Agree, these extended warranty programs are great for the people who sell them, it’s good commission income. In industry, companies perform a Risk Analysis, and usually conclude that these warranties:
- Cover things that seldom break
- The timespan covers a time before the normal wearout occurs.
- All failure-prone items are excluded
In domestic appliances, the retailers push these programs as well. I have kept track of 11 major purchases, which had a normal 1 or 2 year warranty. The extended programs usually cover 4 years max. after the manufacturer’s warranty runs out.
The results were as follows:
- Repairs encountered on 11 items I had to pay for $104.00 (after factory warranty expired)
- Cost of extended warranty for the 11 items $1263.00 (cost of what I would have paid)
So, you typically get $100 in benefits for $1263 paid in “insurance”. This is a great NEGATIVE RETURN ON INVESTMENT!!! The big winners are the retailer and the salesman.
Previous poster suggests setting up a repair account; my mechanic always tells his customers to set aside $125 per month for service & repairs.

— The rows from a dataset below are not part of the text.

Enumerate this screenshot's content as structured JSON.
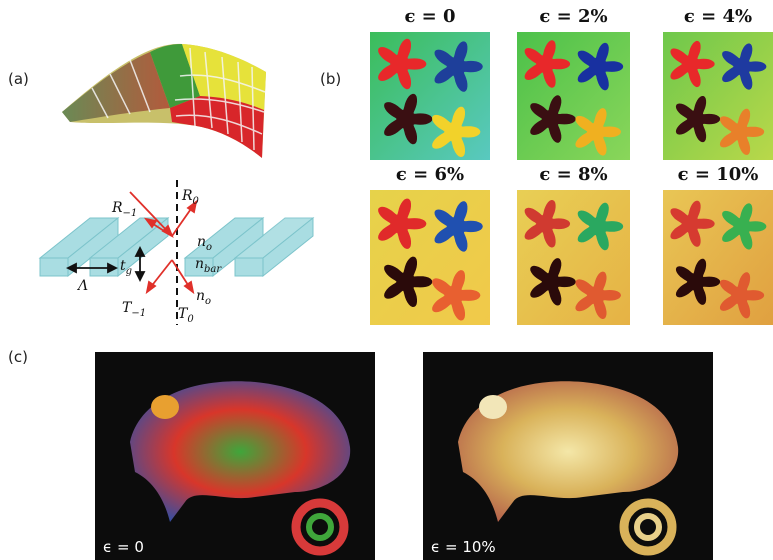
{
  "labels": {
    "a": "(a)",
    "b": "(b)",
    "c": "(c)"
  },
  "diagram_labels": [
    {
      "symbol": "R",
      "subscript": "−1"
    },
    {
      "symbol": "R",
      "subscript": "0"
    },
    {
      "symbol": "n",
      "subscript": "o"
    },
    {
      "symbol": "t",
      "subscript": "g"
    },
    {
      "symbol": "Λ"
    },
    {
      "symbol": "n",
      "subscript": "bar"
    },
    {
      "symbol": "T",
      "subscript": "−1"
    },
    {
      "symbol": "n",
      "subscript": "o"
    },
    {
      "symbol": "T",
      "subscript": "0"
    }
  ],
  "strain_panels": [
    {
      "title": "ϵ = 0"
    },
    {
      "title": "ϵ = 2%"
    },
    {
      "title": "ϵ = 4%"
    },
    {
      "title": "ϵ = 6%"
    },
    {
      "title": "ϵ = 8%"
    },
    {
      "title": "ϵ = 10%"
    }
  ],
  "photos": [
    {
      "caption": "ϵ = 0"
    },
    {
      "caption": "ϵ = 10%"
    }
  ]
}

If it does not happen, you can always take the familiy out to dinner.
Don’t forget that the service department will have to be convinced that what you are complaining about needs fixing and that reimbursement rate for warranty work may be less for regular repairs. In my case, I bought a used car that had a transferable extended warranty. It gave me some comfort, but I had to fight with the dealer to get them to replace some tie rod ends where I could see visible play.
Heck no! The Toyota dealer tried the same thing when we bought our 2006 Sienna. If the Toyota is as good as it’s reputation, it shouldn’t need an extended warranty. As for the Prepaid Maintenance plan, if you don’t mind paying $300 for a $30 dollar oil change, it’s a bargain. I’m guessing the dealer tried to sell this after you had been sitting for several hours and just wanted to go home.
Ed B.
They are NOT worth it. They are just very very expensive insurance policies.